The chief executives and leaders of UK contractors must set out to their employees what the consequences of a vote to leave the EU would mean for their business, the president of the CBI has told Construction News, warning the impact could be similar to the financial crash of 2008/09
Paul Drechsler, previously chief executive of Wates and now the president of the CBI, warned UK contractors that if they cared about the outcome of the referendum, they should “do something about it”.
“That means make sure that people who work for you understand what it means for your business.”
He said construction leaders should spend the next week talking about the issue at “toolbox talks, site talks, talks in the office”.
He warned that if Brexit led to staff being laid off in two months’ time they would ask why they had not been warned beforehand.
Mr Drechsler also told contractors to be clear with their suppliers about what the consequences of a vote to leave would be.

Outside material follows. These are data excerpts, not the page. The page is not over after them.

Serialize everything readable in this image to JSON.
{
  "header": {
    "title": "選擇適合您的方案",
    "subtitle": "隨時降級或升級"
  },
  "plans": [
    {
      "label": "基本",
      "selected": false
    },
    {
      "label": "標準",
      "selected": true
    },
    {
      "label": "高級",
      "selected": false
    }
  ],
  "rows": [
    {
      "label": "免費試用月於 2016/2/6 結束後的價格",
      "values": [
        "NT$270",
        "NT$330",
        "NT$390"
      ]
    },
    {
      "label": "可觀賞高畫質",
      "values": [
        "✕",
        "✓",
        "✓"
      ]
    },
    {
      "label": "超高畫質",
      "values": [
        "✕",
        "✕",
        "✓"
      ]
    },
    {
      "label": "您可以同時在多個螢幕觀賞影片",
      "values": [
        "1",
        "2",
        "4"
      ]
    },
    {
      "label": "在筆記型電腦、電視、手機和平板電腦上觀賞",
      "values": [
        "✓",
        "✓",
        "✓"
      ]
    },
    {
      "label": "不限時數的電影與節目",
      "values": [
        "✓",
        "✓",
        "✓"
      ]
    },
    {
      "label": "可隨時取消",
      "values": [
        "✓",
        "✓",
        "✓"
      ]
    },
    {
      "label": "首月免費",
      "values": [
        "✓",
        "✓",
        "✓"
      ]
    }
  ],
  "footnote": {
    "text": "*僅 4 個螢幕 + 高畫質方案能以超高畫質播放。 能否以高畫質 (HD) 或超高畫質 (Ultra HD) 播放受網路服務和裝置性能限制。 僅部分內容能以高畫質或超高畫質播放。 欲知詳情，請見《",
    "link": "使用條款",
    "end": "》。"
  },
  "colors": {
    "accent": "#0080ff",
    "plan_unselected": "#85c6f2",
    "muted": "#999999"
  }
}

”Your supply chain has to understand what it means for you.
”If your customer thinks it’s very important for them, it should be important for you if you care about your customers.”
He warned that the Brexit would cause a “very significant shock” to the UK economy.
”The last time that happened was in 2008/09 and on the surface it was quite a straightforward issue [a bank failing] but nobody ever understood what that would mean.
”What it meant was years of significant job losses for the UK construction industry.”
He said there was no upside in the short to medium term.
“I think for the construction industry it would be more of what we have just been through and some are still recovering from.
”That’s why people should be talking about it.”
In the event of a vote to leave the EU, the first area of construction to be hit would be the commercial sector, he said, followed by housebuilding as the economy lost confidence and public sector and infrastructure projects as tax receipts fell.
The UK construction industry was reliant on the free movement of labour from across Europe, he said, because it needed to access talent from its other 27 member countries. Projects such as the Olympics would not have been built on time without it, he added.